Vatican City, Mar 14, 2015 / 12:30 pm
Pope Francis has called on teachers to engage with the peripheries within their own classrooms, loving their students for their limitations as well as their potential.
"Indeed, the duty of a good teacher - all the more for a Christian teacher - is to love his or her more difficult, weaker, more disadvantaged students with greater intensity," the Pope said, according to Vatican Radio's translation.
The educational relationship of the teacher must be such that each student feels "loved for what he or she is, with all of their limitations and potential," he added.
Professional associations of Christian teachers are "called to engage in the peripheries of the school, which cannot be abandoned to marginalization, exclusion, ignorance, crime."
Pope Francis was speaking to members of the Unione Cattolica Italiana Insegnati, Dirigenti, Educatori, Formatori (UCIIM), a Catholic Italian association of educators, to mark the 70th anniversary of their founding.
The Pope also stressed the importance of teaching values, in addition to content, in order to promote harmony in the world.
"You must not teach just content, but the values and customs of life," he said. "A computer can teach content," but only a teacher can show "how to love, how to understand which values and customs create harmony in society."
During the audience, Pope Francis acknowledged the beauty of the teaching profession, decrying how badly teachers are paid considering the time spent in school, in preparation, and with the individual students.
Similar to parenthood, at least in a spiritual sense, the Pope stressed that teaching "allows us to see the people who are entrusted to our care grow day after day."
Pope Francis went on to remind teachers that they are never alone, joined as they are with "the entire educational community to which they belong."

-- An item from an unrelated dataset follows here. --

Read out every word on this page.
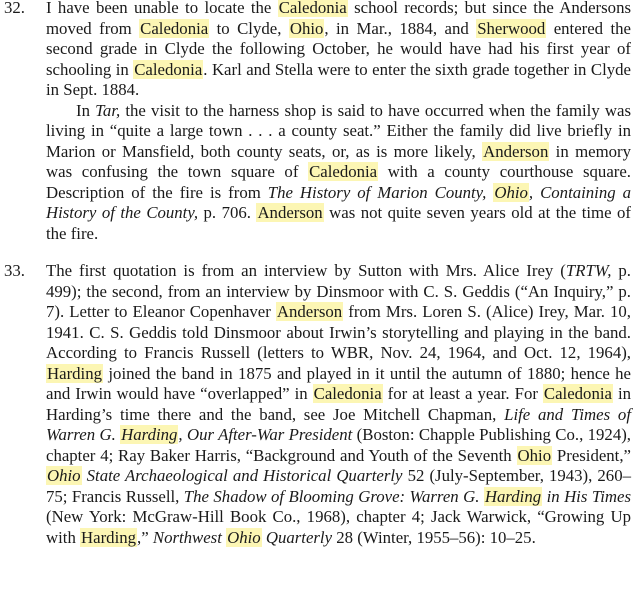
32.	I have been unable to locate the Caledonia school records; but since the Andersons moved from Caledonia to Clyde, Ohio, in Mar., 1884, and Sherwood entered the second grade in Clyde the following October, he would have had his first year of schooling in Caledonia. Karl and Stella were to enter the sixth grade together in Clyde in Sept. 1884.

In Tar, the visit to the harness shop is said to have occurred when the family was living in “quite a large town . . . a county seat.” Either the family did live briefly in Marion or Mansfield, both county seats, or, as is more likely, Anderson in memory was confusing the town square of Caledonia with a county courthouse square. Description of the fire is from The History of Marion County, Ohio, Containing a History of the County, p. 706. Anderson was not quite seven years old at the time of the fire.

33.	The first quotation is from an interview by Sutton with Mrs. Alice Irey (TRTW, p. 499); the second, from an interview by Dinsmoor with C. S. Geddis (“An Inquiry,” p. 7). Letter to Eleanor Copenhaver Anderson from Mrs. Loren S. (Alice) Irey, Mar. 10, 1941. C. S. Geddis told Dinsmoor about Irwin’s storytelling and playing in the band. According to Francis Russell (letters to WBR, Nov. 24, 1964, and Oct. 12, 1964), Harding joined the band in 1875 and played in it until the autumn of 1880; hence he and Irwin would have “overlapped” in Caledonia for at least a year. For Caledonia in Harding’s time there and the band, see Joe Mitchell Chapman, Life and Times of Warren G. Harding, Our After-War President (Boston: Chapple Publishing Co., 1924), chapter 4; Ray Baker Harris, “Background and Youth of the Seventh Ohio President,” Ohio State Archaeological and Historical Quarterly 52 (July-September, 1943), 260–75; Francis Russell, The Shadow of Blooming Grove: Warren G. Harding in His Times (New York: McGraw-Hill Book Co., 1968), chapter 4; Jack Warwick, “Growing Up with Harding,” Northwest Ohio Quarterly 28 (Winter, 1955–56): 10–25.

UCIIM was founded Professor Nosengo Gesualdo, a Catholic religion teacher, in Italy, 1944, while World War II was still under way.
Remarking on this anniversary, Pope Francis noted how far Italian schools have come through the aid of the Association.
"Over the past 70 years Italy has changed, schools have changed, but there are always teachers willing to engage in their profession with that enthusiasm and willingness that faith in the Lord gives us," he said.
More than simply a job, Pope Francis said, teaching is "a relationship in which each teacher must feel fully involved as a person, to give meaning to the educational task towards their students."